Highest-lettered highway exit in US?

I could swear that when my family traveled across the US from Virginia to Nevada, that at some point in a major metro area in Missouri we started getting some bizarre highway exit lettering schemes. I mean things like “Exit 21G”, for example.

Usually you don’t see letters higher than C, and most of the time it’s no higher than B.

What’s the highest-lettered highway exit in the United States, and can you show me a picture of the sign?

Don’t know if it’s the highest, but the exits into the Loop in Chicago go up to I

In Missouri the county highways are designated by single and double letters. This is most obvious in the semi-rural or fully rural parts where any significant road is a county road. But some of the thoroughfares even in urban areas have county letter designations as well.

When I lived near the edge of St. Louis suburbia Highway K, Highway N, Highway Z and Highway DD were a part of my weekly driving.

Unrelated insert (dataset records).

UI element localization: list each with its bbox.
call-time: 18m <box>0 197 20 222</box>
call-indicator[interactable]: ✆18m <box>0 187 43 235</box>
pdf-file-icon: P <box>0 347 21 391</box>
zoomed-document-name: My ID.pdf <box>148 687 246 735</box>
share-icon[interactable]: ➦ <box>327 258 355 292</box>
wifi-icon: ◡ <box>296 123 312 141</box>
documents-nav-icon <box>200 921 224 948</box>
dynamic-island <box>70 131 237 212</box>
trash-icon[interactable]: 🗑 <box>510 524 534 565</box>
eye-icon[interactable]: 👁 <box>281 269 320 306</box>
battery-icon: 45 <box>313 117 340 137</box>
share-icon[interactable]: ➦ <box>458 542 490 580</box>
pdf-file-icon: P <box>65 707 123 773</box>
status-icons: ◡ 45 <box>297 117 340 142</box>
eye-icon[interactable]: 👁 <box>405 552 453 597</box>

These signs are generally white/light gray squares with black letter(s) and black edge. So shaped a lot like the default user avatars here on Discourse, but in inverse video; dark letters on a light background. So an inverse video version of this:
https://avatars.discourse-cdn.com/v4/letter/t/000000/50.png
See also
https://www.google.com/search?q=Missouri+county+highway+signs&tbm=isch

In MO exits off the interstate are numbered by the nearest milepost. And if multiple exits are needed, they’re lettered A, B, or C. I cannot recall anywhere in St. Louis, even in the dense urban with exits close together any C or higher letters. And most A/B combos were things like cloverleafs, where A was the first turnoff before the overpass going one way, and B was the turnoff after the overpassgoing the other way on the same crossing road. It was vanishingly rare that A and B exits led to different roads.

I can’t vouch for every exit in Kansas City, which is the only other “major metro” area in MO.

But I’m going to bet you saw Exit 21 leading to Highway G, rather than Exit 21G

In downtown LA, the start of the 101 freeway coincides with a crisscrossing of I-5, I-10, the Pomona freeway (SR 60), and a number of important surface streets. Exits 1A through 1E are there (street view link).

Not too far from there, the 110 freeway passes over the 101, by Dodger stadium, and over a couple of big surface streets. This leads to having exits 24A through 24D (street view link).

You’re probably thinking of the fittingly named alphabet loop in Kansas City, Missouri. Exit 2A to exit 2Y are represented (except I and O which are too easy to confuse with the numbers 1 and 0), but they’re not all on the same numbered highway.

Cool. I (obviously) did not know that.

I’ve driven to & through KC a few times, but never noticed the alphabet loop as such.